Picking season: where are the workers?

Hort Talk
with Mike Chapman
HorticultureNZ CEO

The apple and kiwifruit harvests are underway,  and winter pruning  is approaching.  

Before we know it, spring will be here and we will be harvesting asparagus, strawberries and new season’s vegetables.

This will be quickly followed by cherries and other summer fruit.

Seasonal workers are needed for harvest and pruning because these are jobs that only last for a few months.

Having enough seasonal workers is vital for good quality produce, high returns, horticulture’s continued growth, and increasing the number of New Zealanders employed in permanent positions.

When insufficient seasonal workers are available, the complete reverse is true: less crop is harvested and quality is down because harvest cannot be done at the optimum time.

This results in lower returns and rural economies suffering, putting the permanent employment of New Zealanders under threat.

Some growers may go out of business in what is a vicious downwards cycle.

Worker outlook

New Zealanders are nearly half horticulture’s seasonal workforce.

About a third are workers from the Pacific through RSE temporary immigration scheme – the workers return home after the season.

The rest are backpackers getting their overseas experience.

This season there are far fewer RSE workers and hardly any backpackers.

Depending on how many additional New Zealanders can be attracted to horticulture, we are short across all our crops – including wine grapes – by 5000-10,000 workers.

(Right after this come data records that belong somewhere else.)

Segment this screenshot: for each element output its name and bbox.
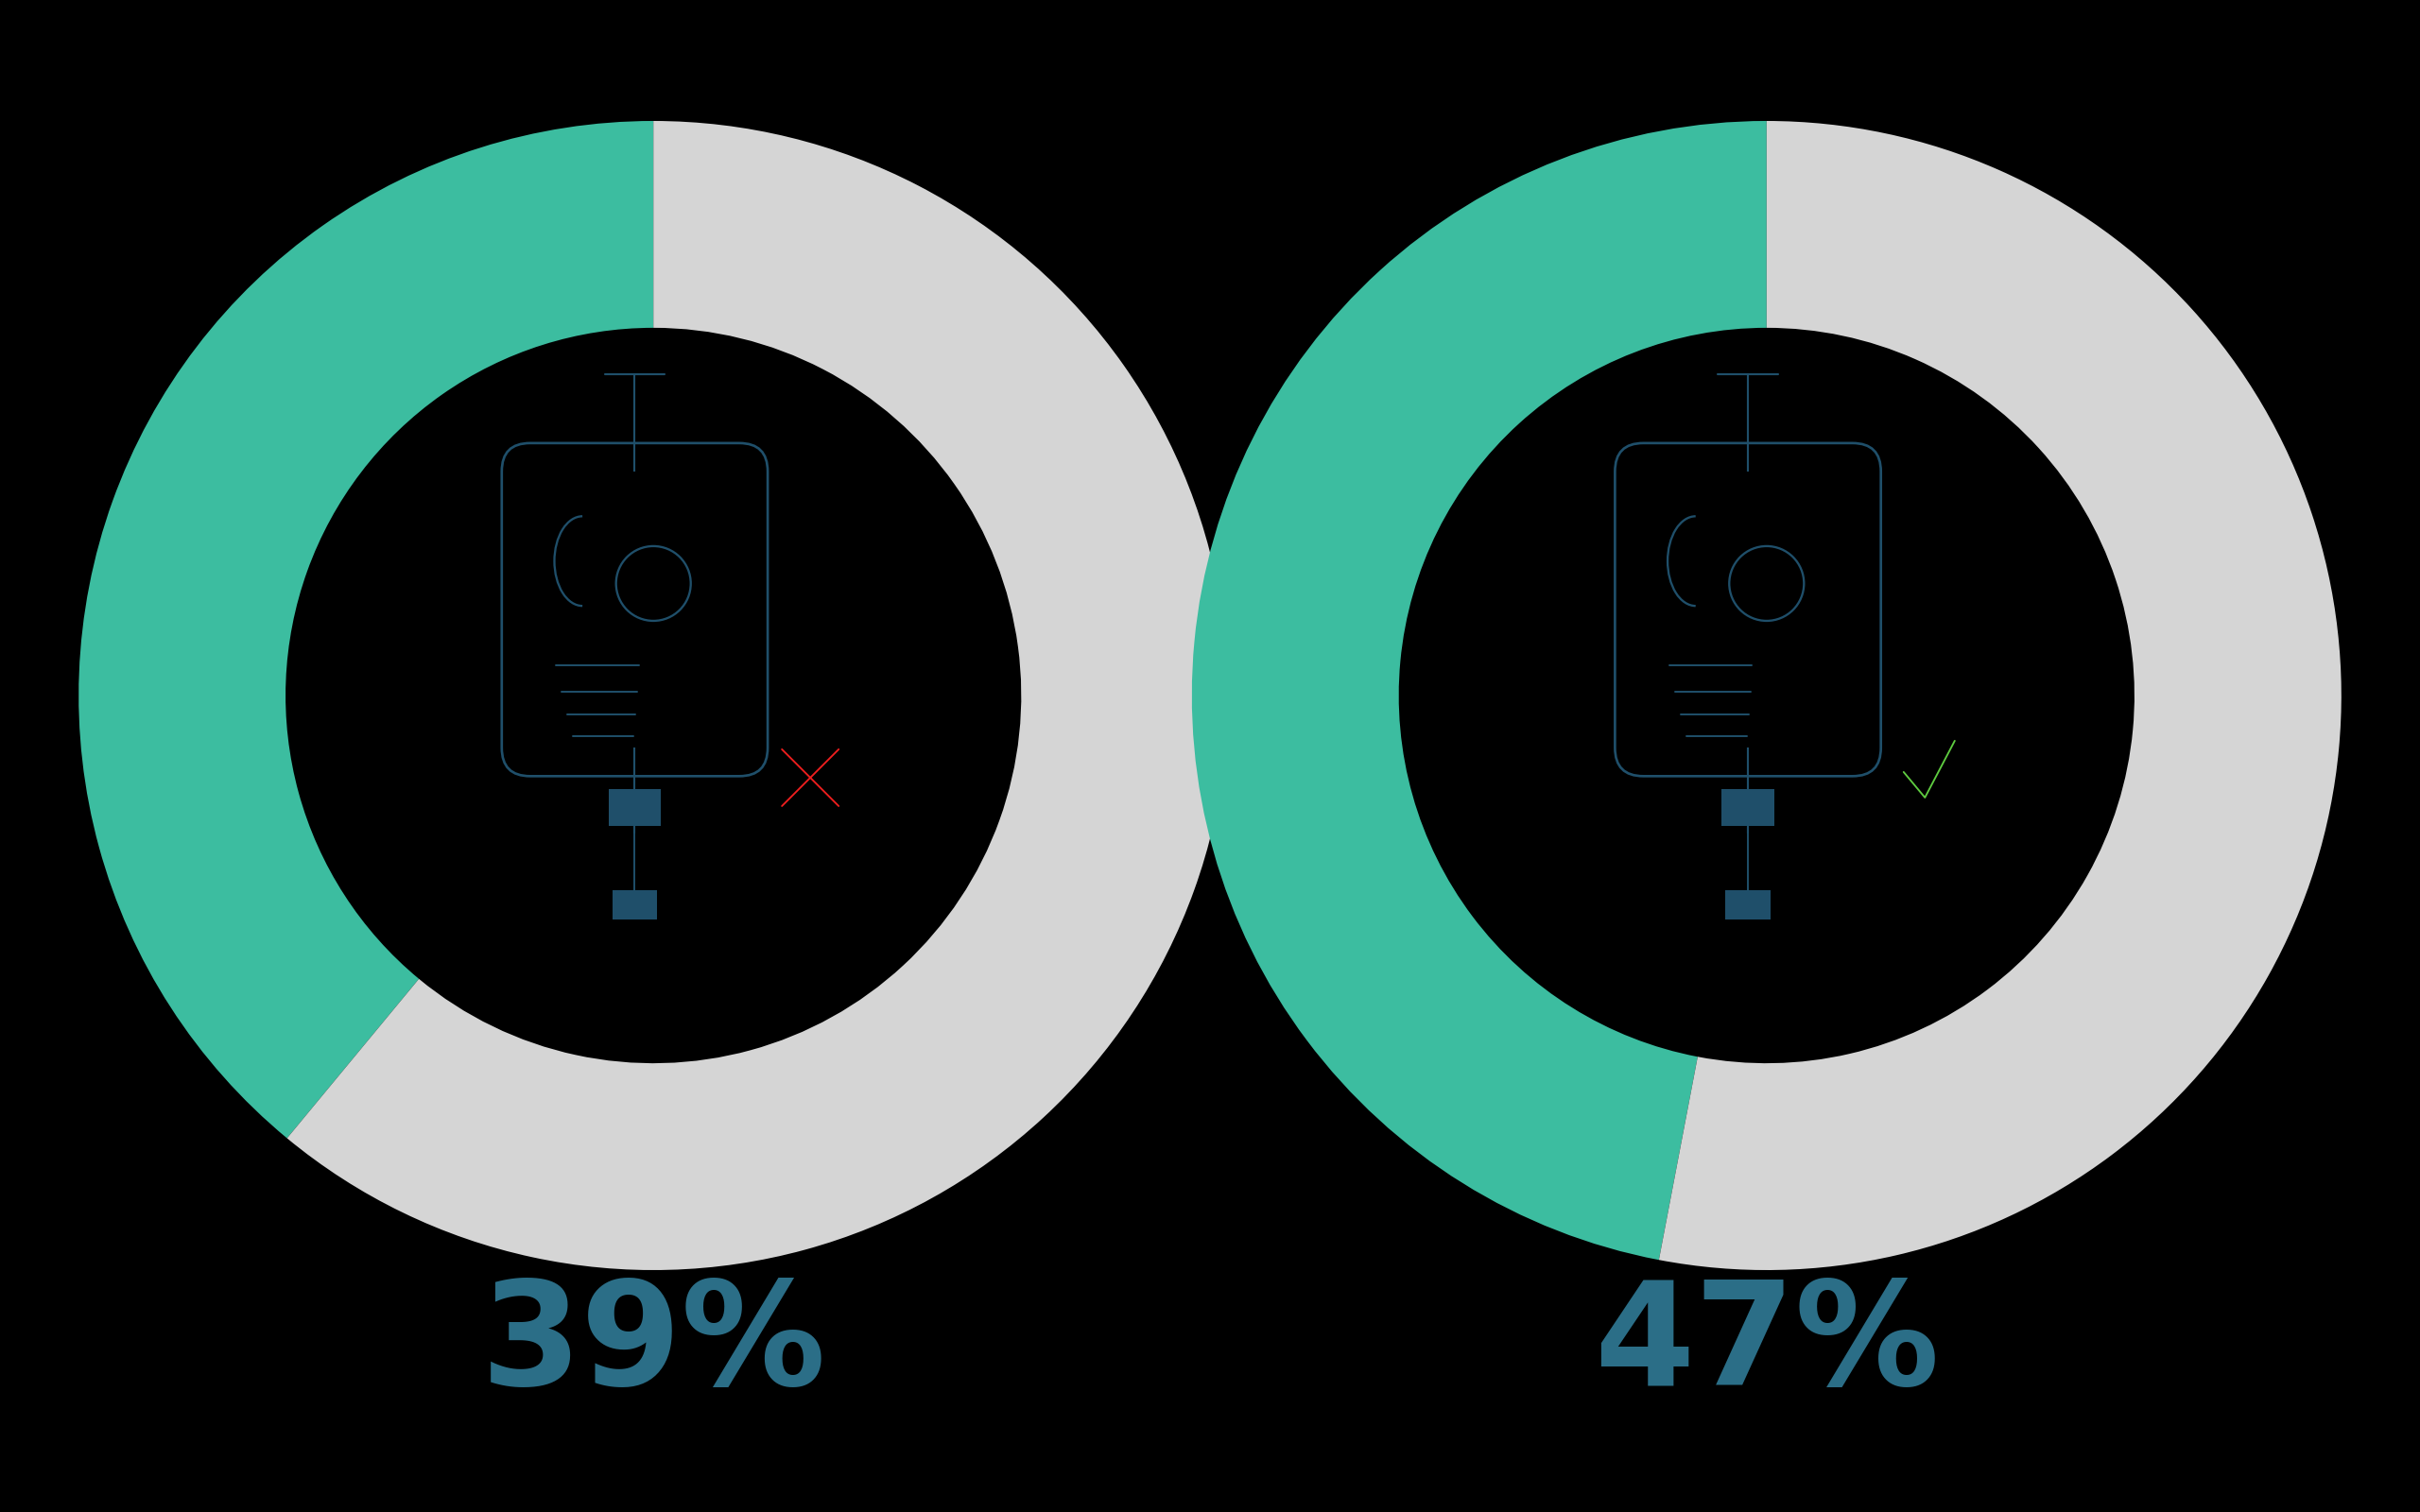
- Wedge shape: [288, 121, 1227, 1270]
- Wedge shape: [1658, 121, 2340, 1270]
- FancyBboxPatch shape: [612, 889, 658, 919]
- Text: 47%: 47%: [1595, 1275, 1938, 1417]
- FancyBboxPatch shape: [1721, 789, 1774, 826]
- Wedge shape: [1193, 121, 1767, 1259]
- Wedge shape: [80, 121, 653, 1139]
- FancyBboxPatch shape: [607, 789, 661, 826]
- Text: 39%: 39%: [482, 1275, 825, 1417]
- FancyBboxPatch shape: [1725, 889, 1771, 919]
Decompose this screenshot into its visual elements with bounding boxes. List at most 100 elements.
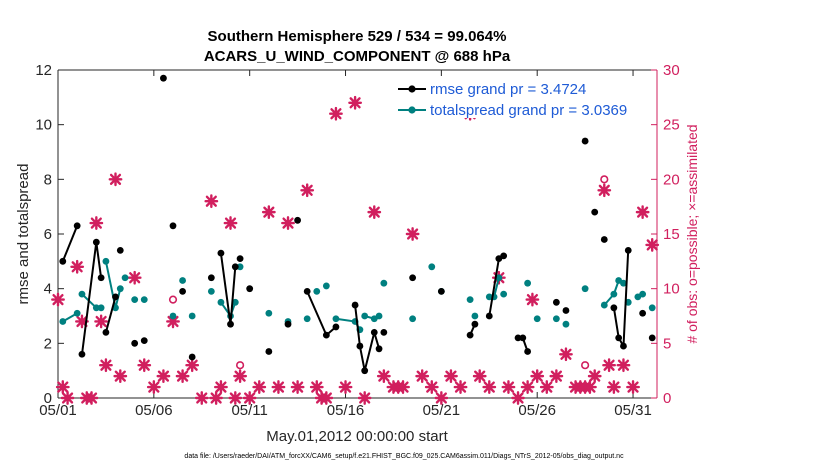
totalspread-point bbox=[648, 304, 656, 312]
obs-assimilated-marker bbox=[424, 380, 439, 394]
totalspread-point bbox=[524, 279, 532, 287]
obs-assimilated-marker bbox=[60, 391, 75, 405]
rmse-point bbox=[562, 307, 570, 314]
totalspread-point bbox=[140, 296, 148, 303]
y-tick-label: 4 bbox=[44, 281, 52, 298]
obs-assimilated-marker bbox=[89, 216, 104, 230]
obs-assimilated-marker bbox=[434, 391, 449, 405]
totalspread-point bbox=[610, 290, 618, 298]
totalspread-point bbox=[361, 312, 369, 320]
obs-assimilated-marker bbox=[472, 369, 487, 384]
rmse-point bbox=[246, 285, 254, 293]
totalspread-point bbox=[231, 298, 239, 306]
obs-assimilated-marker bbox=[261, 205, 276, 220]
obs-assimilated-marker bbox=[396, 380, 410, 394]
totalspread-point bbox=[303, 315, 311, 323]
rmse-point bbox=[188, 353, 196, 361]
rmse-point bbox=[265, 348, 273, 355]
totalspread-point bbox=[500, 290, 508, 298]
obs-assimilated-marker bbox=[530, 369, 545, 384]
legend-spread-label: totalspread grand pr = 3.0369 bbox=[430, 102, 627, 119]
obs-assimilated-marker bbox=[559, 347, 573, 362]
rmse-point bbox=[97, 274, 105, 282]
obs-assimilated-marker bbox=[51, 292, 65, 307]
obs-assimilated-marker bbox=[525, 292, 540, 307]
rmse-point bbox=[351, 301, 359, 309]
data-file-footer: data file: /Users/raeder/DAI/ATM_forcXX/… bbox=[184, 453, 624, 460]
obs-assimilated-marker bbox=[626, 380, 640, 394]
obs-assimilated-marker bbox=[146, 380, 161, 394]
obs-assimilated-marker bbox=[501, 380, 516, 394]
rmse-point bbox=[227, 320, 234, 328]
rmse-point bbox=[409, 274, 417, 282]
rmse-point bbox=[294, 216, 301, 224]
obs-assimilated-marker bbox=[444, 369, 458, 384]
obs-assimilated-marker bbox=[156, 369, 171, 384]
obs-assimilated-marker bbox=[94, 314, 109, 329]
obs-assimilated-marker bbox=[194, 391, 209, 405]
rmse-point bbox=[231, 263, 239, 271]
obs-possible-marker bbox=[168, 295, 178, 304]
rmse-line-segment bbox=[612, 250, 630, 350]
rmse-point bbox=[591, 208, 599, 216]
totalspread-point bbox=[121, 274, 129, 282]
rmse-point bbox=[437, 288, 445, 295]
obs-assimilated-marker bbox=[511, 391, 525, 405]
rmse-point bbox=[620, 342, 627, 350]
obs-assimilated-marker bbox=[597, 183, 612, 198]
obs-assimilated-marker bbox=[635, 205, 650, 220]
obs-assimilated-marker bbox=[70, 259, 85, 274]
obs-possible-marker bbox=[235, 361, 245, 370]
obs-assimilated-marker bbox=[376, 369, 391, 384]
obs-assimilated-marker bbox=[185, 358, 200, 373]
rmse-point bbox=[217, 249, 225, 257]
rmse-point bbox=[102, 329, 110, 336]
totalspread-point bbox=[313, 288, 321, 295]
obs-assimilated-marker bbox=[329, 106, 343, 121]
totalspread-point bbox=[78, 290, 86, 298]
totalspread-point bbox=[207, 288, 215, 295]
obs-assimilated-marker bbox=[99, 358, 113, 373]
y-right-tick-label: 30 bbox=[663, 62, 680, 79]
obs-assimilated-marker bbox=[290, 380, 305, 394]
y-right-tick-label: 20 bbox=[663, 171, 680, 188]
obs-assimilated-marker bbox=[214, 380, 228, 394]
obs-assimilated-marker bbox=[127, 270, 142, 285]
y-right-tick-label: 10 bbox=[663, 281, 680, 298]
legend-spread-marker bbox=[408, 106, 416, 114]
y-tick-label: 8 bbox=[44, 171, 52, 188]
totalspread-point bbox=[375, 312, 383, 320]
totalspread-point bbox=[188, 312, 196, 320]
totalspread-point bbox=[179, 277, 186, 284]
obs-assimilated-marker bbox=[539, 380, 554, 394]
obs-assimilated-marker bbox=[453, 380, 468, 394]
obs-assimilated-marker bbox=[319, 391, 334, 405]
x-axis-label: May.01,2012 00:00:00 start bbox=[266, 428, 448, 445]
y-tick-label: 12 bbox=[35, 62, 52, 79]
obs-assimilated-marker bbox=[113, 369, 128, 384]
obs-assimilated-marker bbox=[645, 238, 660, 252]
totalspread-point bbox=[600, 301, 608, 309]
totalspread-point bbox=[332, 315, 340, 323]
rmse-series bbox=[59, 74, 656, 375]
rmse-point bbox=[485, 312, 493, 320]
plot-area bbox=[58, 70, 657, 398]
totalspread-point bbox=[265, 309, 273, 317]
totalspread-point bbox=[217, 298, 225, 306]
chart-title: Southern Hemisphere 529 / 534 = 99.064% bbox=[208, 28, 507, 45]
rmse-line-segment bbox=[104, 296, 117, 333]
obs-assimilated-marker bbox=[209, 391, 224, 405]
rmse-point bbox=[370, 329, 378, 336]
plot-axes: 0 2 4 6 8 10 12 0 5 10 15 20 25 30 05/01 05/06 05/11 05/1… bbox=[35, 62, 679, 419]
rmse-point bbox=[610, 304, 618, 312]
y-tick-label: 2 bbox=[44, 335, 52, 352]
rmse-line-segment bbox=[61, 225, 79, 262]
rmse-point bbox=[140, 337, 148, 344]
rmse-point bbox=[552, 298, 560, 306]
totalspread-point bbox=[533, 315, 541, 323]
y-right-tick-label: 25 bbox=[663, 117, 680, 134]
totalspread-point bbox=[562, 320, 570, 328]
x-tick-label: 05/06 bbox=[135, 402, 173, 419]
obs-assimilated-marker bbox=[338, 380, 353, 394]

We predicted the problem and have been working with the Government to find solutions.

That is why the Government authorised the movement of 2000 RSE workers from the Pacific, starting in mid-January this year. This decision is a great help and we are appreciative but unfortunately, it is not enough.

In the meantime, programmes to attract New Zealanders through pay, accommodation, meals and transport have been running.

However, horticulture will still be short of seasonal workers and the economic impact on businesses and communities will be lasting.

The way forward

We are an innovative and solution focused industry. We continue to develop ways through which to meet the seasonal labour shortage.

None of them, apart from increasing the movement of workers from the Pacific, will alleviate today and next season’s requirement for more seasonal workers.

We also have the issue of workers who have been stranded here for some time.

They need to be repatriated home.

We believe our industry’s collaborative view is the best option. We need to be able to return to the pre-Covid flow of Pacific seasonal workers, both ways.

This can be achieved through the creation of a Pacific workers’ bubble, where the workers and the villages they come from  are vaccinated.

On arrival in New Zealand, these workers would remain in their bubble for the first  few weeks.

Similarly, when these workers return home, they would go back into their bubble for a few weeks.

This solution is predicated on a health-based risk analysis, linked to the fact that the Pacific is Covid-free and that New Zealand’s Covid controls have kept most of the country free from community transmission.